As I said earlier, high profits, or any profit above opportunity cost, are a measure of market inefficiency. Basically, any profit above that which is required to entice investors is inefficient. This has some different ramifications with publicly held companies as many people speculate in stock, not invest.
Anyway, let's assume for a second that a company like Exxon Mobile which has a 9% profit margin could still entice people to buy the stock, basically buy opportunity costs, at 3% profit margin. Theoretically, they could capture more of the market by reducing prices and thus still maintain or increase aggregate profit while reducing margins, but this is largely a price fixed market due to inelastic supply. Anyway, that 6% difference is inefficiency.

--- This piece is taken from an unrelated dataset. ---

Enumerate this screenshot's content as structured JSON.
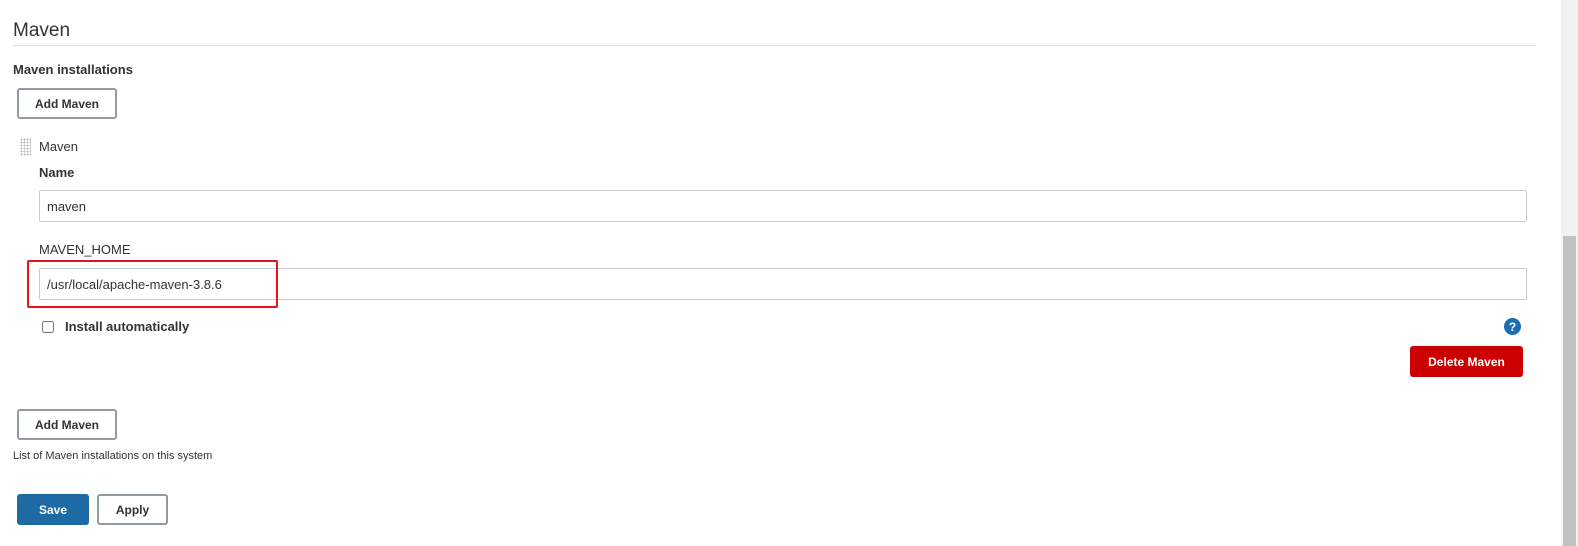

Further, let us assume that this type of inefficiency is found throughout the market and accounts for 6 cents of every gallon of gasoline you purchase (a relatively small number). If the average person has a car that gets 20 MPG and drives 40 miles everyday to and from work then that person pays 12 cents a weekday and maybe 6 cents a weekend for errands and such. That comes out to be approximately $137.28/yr while not including road trips, etc.
Now let's assume I'm an investor. The above market inefficiency has increased profits and thus increased (hopefully) dividend paid. I go to Exxon Mobil and see that the dividend paid is (forward annual dividend yield) is 2.5%. That means at present stock prices, I have to invest about 5k just to break even this year in terms of the amount I've already paid for inefficiency.

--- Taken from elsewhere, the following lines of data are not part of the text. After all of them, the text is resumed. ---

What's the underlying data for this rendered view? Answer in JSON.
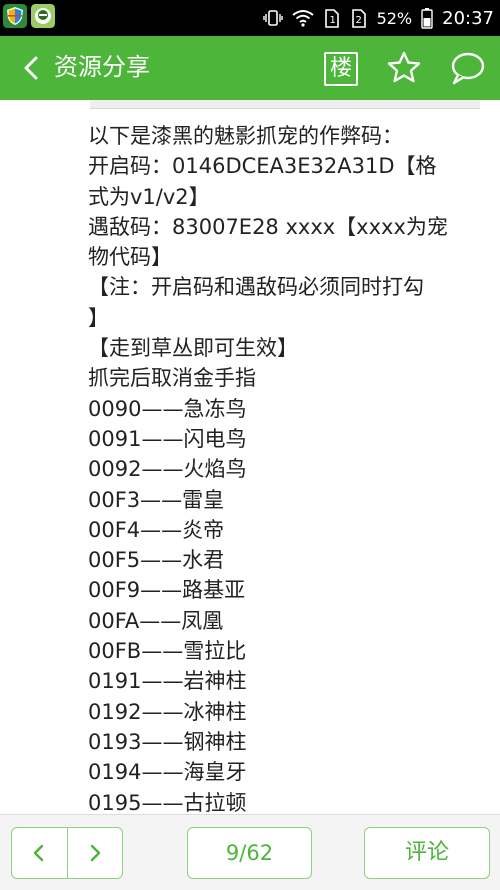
{
  "status_bar": {
    "battery_percent": "52%",
    "time": "20:37"
  },
  "header": {
    "title": "资源分享",
    "floor_label": "楼"
  },
  "post": {
    "lines": [
      "以下是漆黑的魅影抓宠的作弊码：",
      "开启码：0146DCEA3E32A31D【格",
      "式为v1/v2】",
      "遇敌码：83007E28 xxxx【xxxx为宠",
      "物代码】",
      "【注：开启码和遇敌码必须同时打勾",
      "】",
      "【走到草丛即可生效】",
      "抓完后取消金手指",
      "0090——急冻鸟",
      "0091——闪电鸟",
      "0092——火焰鸟",
      "00F3——雷皇",
      "00F4——炎帝",
      "00F5——水君",
      "00F9——路基亚",
      "00FA——凤凰",
      "00FB——雪拉比",
      "0191——岩神柱",
      "0192——冰神柱",
      "0193——钢神柱",
      "0194——海皇牙",
      "0195——古拉顿"
    ]
  },
  "bottom_bar": {
    "page_indicator": "9/62",
    "comment_label": "评论"
  },
  "colors": {
    "accent": "#4cb53a",
    "status_bar_bg": "#000000"
  }
}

But, of course, most Americans likely don't have 5k in cash to invest in the market. They still have to pay for the inefficiency, but they are getting no returns. Even if they bought $100 of Exxon Mobil a month, it would take over 4 years to get to the point where they were breaking even. And they paid for market inefficiency all of those four years.
Not to mention that if everyone did as you suggested, the demand for oil stocks would be huge, thereby driving the value of the stock up, thereby killing yields. Of course, along the way of rising prices, more and more people would be excluded due to price issues. And, of course, speculators would try to hop on for the free ride. It basically means that established capital has a huge advantage as they can out bid any newcomers and lock them out of the market.

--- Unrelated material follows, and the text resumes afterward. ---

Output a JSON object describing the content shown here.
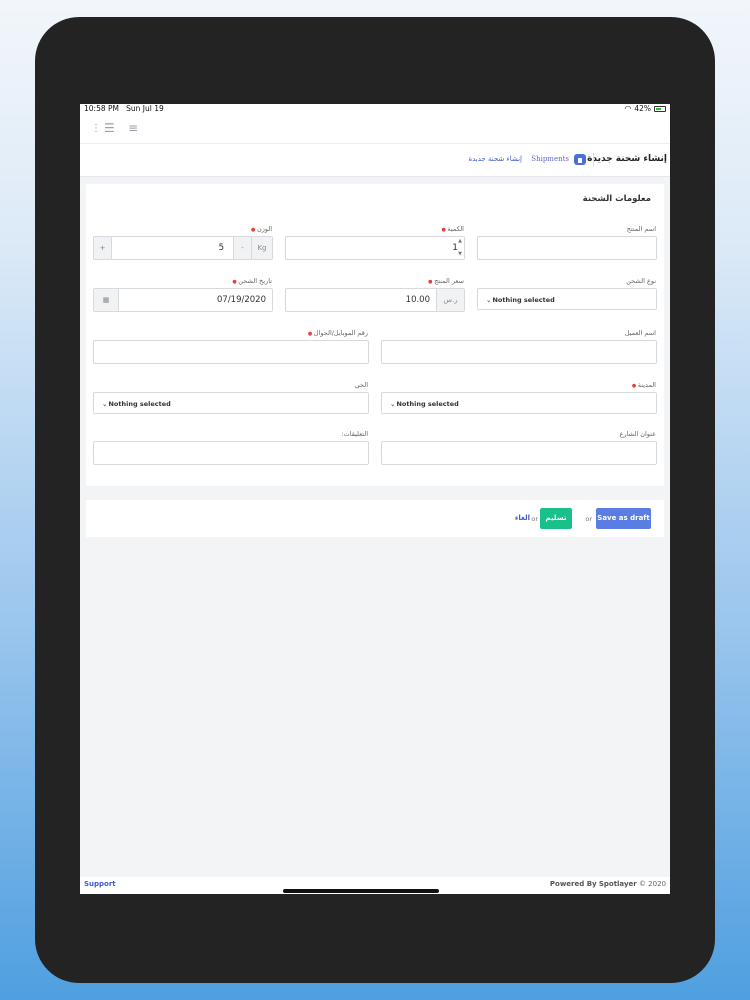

As more people invest, the more one needs to invest to recover those inefficiencies (from an investor's standpoint). And the more stock one has, the more I profit from those inefficiencies even though I may not use more gas and thus pay more for those inefficiencies as well.
It becomes a real problem when you consider
this. On aggregate, only 49.7% of people in 2004 held retirement accounts and only 20.7% held stocks. Of course, these numbers rise steadily as family income increases. In other words, poorer people are not reaping the benefits of these inefficiencies but are still paying for them by buying gas. They can't just all simply enter the market because it would drive prices up and dividend yields down either making the stocks unaffordable or crushing the yields to the point where they could never expect to repay the inefficiency they pay everyday.
Market inefficiency is simply a redistribution of wealth from people that don't have capital to those that do. Now, with some commodities one might say this is ok. If there is price fixing behavior occurring with TVs for instance, the redistribution is still occurring but people really don't need to buy TVs. They don't have to give their money to those with capital. Oil and energy is a different story. Most people do have to buy gasoline to get to work. And the poorer you are, the greater the burden these inefficiencies become on you. Then you can see why high profits in commodities that are necessities can be a problem, even for people with some capital.
Of course, in a perfect market there would be no inefficiency. Then again, a perfect market requires conditions which never exist in the real world.